Non si dimette. Tira dritto come faceva in gara nella sua corsia, con potenza, ritmo e decisione. Ma stavolta Josefa Idem non ha il tifo di un Paese a sostenerla, come quando dieci mesi fa a Londra sfiorò l'ennesimo podio olimpico a quasi 48 anni. Nella conferenza stampa convocata ieri pomeriggio per rendere nota la versione di Josefa sulla vicenda dell'Ici non pagata sulla casa-palestra, la canoista e ministra non fa nemmeno una pagaiata indietro: «Intendo continuare per non tradire la fiducia delle persone che contano sul mio contributo». Che evidentemente contano più di quelli che, lo ammette lei stessa, le chiedono di lasciare il governo. Del resto basta leggere i sondaggi on line per accorgersi che sette italiani su dieci stavolta non sono con lei.
Del resto il governo e anche il centrosinistra hanno già scaricato la ministra nata in Germania e naturalizzata per matrimonio. È vero che l'altro giorno Idem ha incassato l'apertura di credito del presidente del Consiglio Enrico Letta, ma la formula da questi usata («Faccio fiducia su quello che ha detto il ministro Idem ieri», a proposito delle prime spiegazioni fornite da Idem il 19 giugno) non assomiglia a un assegno in bianco, bensì a un prestito poco convinto. Negli ultimi tre giorni ci sono stati la goffa intervista a Concita De Gregorio sulle colonne di Repubblica, con le numerose contraddizioni, le piccole gaffe, il riferimento al fatto che lei negli ultimi anni trascorresse tre settimane al mese in canoa, come se il resto degli italiani non avesse un lavoro impegnativo a cui pensare. E la conferenza stampa di ieri, con la discutibile presenza dell'avvocato personale in una sede istituzionale, la sala stampa di Palazzo Chigi. Elementi che hanno scavato un fossato tra Letta, uno che del legalismo e della correttezza fa una bandiera, e la canoista. Voci di corridoio garantiscono che la ministra potrebbe essere «dimissionata» nei prossimi giorni, dal momento che anche il suo partito, il Pd, non la difende a spada tratta. Basta leggere quello che scrive su Twitter il deputato democratico Dario Ginefra: «Josefa Idem dovrebbe valutare seriamente l'ipotesi di togliere il governo Letta dall'imbarazzo di dover scegliere per lei». La parola passa a Letta.

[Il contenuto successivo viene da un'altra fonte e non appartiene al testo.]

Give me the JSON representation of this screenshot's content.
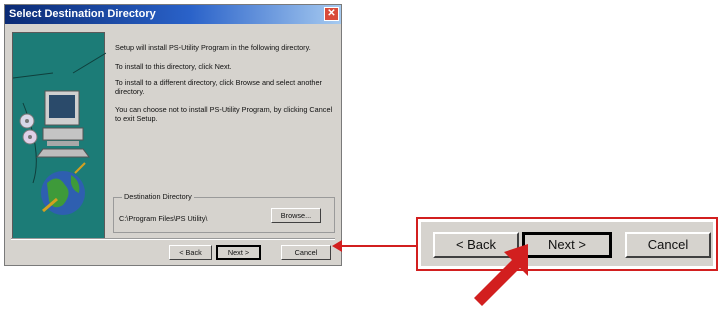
{
  "dialog": {
    "title": "Select Destination Directory",
    "close_glyph": "✕",
    "paragraphs": [
      "Setup will install PS-Utility Program in the following directory.",
      "To install to this directory, click Next.",
      "To install to a different directory, click Browse and select another directory.",
      "You can choose not to install PS-Utility Program, by clicking Cancel to exit Setup."
    ],
    "group_label": "Destination Directory",
    "destination_path": "C:\\Program Files\\PS Utility\\",
    "browse_label": "Browse...",
    "back_label": "< Back",
    "next_label": "Next >",
    "cancel_label": "Cancel"
  },
  "zoom": {
    "back_label": "< Back",
    "next_label": "Next >",
    "cancel_label": "Cancel"
  },
  "colors": {
    "accent_red": "#d21f1f",
    "title_blue": "#0a2a74",
    "art_teal": "#1c7c77"
  }
}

La conferenza di ieri a Palazzo Chigi ha mostrato tutta l'italianità della ministra più tedesca che c'è. Lo scaricabarile: «Ho delegato tutte le mie questioni fiscali ed edili. Vi sono state irregolarità e ritardi: me ne scuso pubblicamente, me ne assumo le responsabilità e sanerò ciò che sarà da sanare». La minimizzazione: «In Germania nessuno si sarebbe dimesso per una cosa simile». L'attacco ai media: «Le parole a volte sono pietre e sono state scagliate contro di me con inaudita brutalità e violenza». Il vittimismo: «Mi hanno chiamata ladra e puttana. Non sono infallibile, ma sono onesta e non permetterò a nessuno di dubitarne». La mozione dei sentimenti: «Hanno scritto Sefi la furbetta dell'Imu. Ma Sefi è il diminutivo che mi dette mia sorella quando da piccola non sapeva pronunciare il mio nome, Sefi mi possono chiamare gli amici, ma non le persone che mi vogliono denigrare». L'autoglorificazione: «Ho fatto l'atleta per una vita, la professionista, anche se la legge si ostina ancora a chiamarci dilettanti. Per ottenere risultati occorre allenarsi tantissimo, anche otto ore al giorno. Ho fatto due figli, ho fatto attività politica con tanta passione, in particolare difendendo i diritti delle donne e per migliorare il mondo dello sport. Ho vinto più di trenta medaglie, ho partecipato a otto Olimpiadi, nessuna donna prima di me ha partecipato a tante edizioni. Ho imparato tanto nella mia carriera, non ho imparato a fare la commercialista, oppure la geometra e nemmeno l'ingegnera».
Poi Josefa se ne va, senza rispondere alle domande dei cronisti e lasciando la parola al suo avvocato, Luca Di Raimondo. Che non ha dubbi: «Non è vero che il ministro Idem non ha pagato Ici e Imu. Il 4 febbraio, entro il termine di legge del 28 febbraio valido per qualsiasi contribuente, è stata dichiarata quale fosse la dimora familiare. Il pagamento con ravvedimento operoso è previsto dalla legge, ma è stato letto come un'iniziativa volta a correre ai ripari in maniera tardiva». E per gli abusi edilizi, «non c'è alcun reato. La contestazione è stata mossa il 17 giugno e il ministro ha pagato la sanzione il giorno successivo».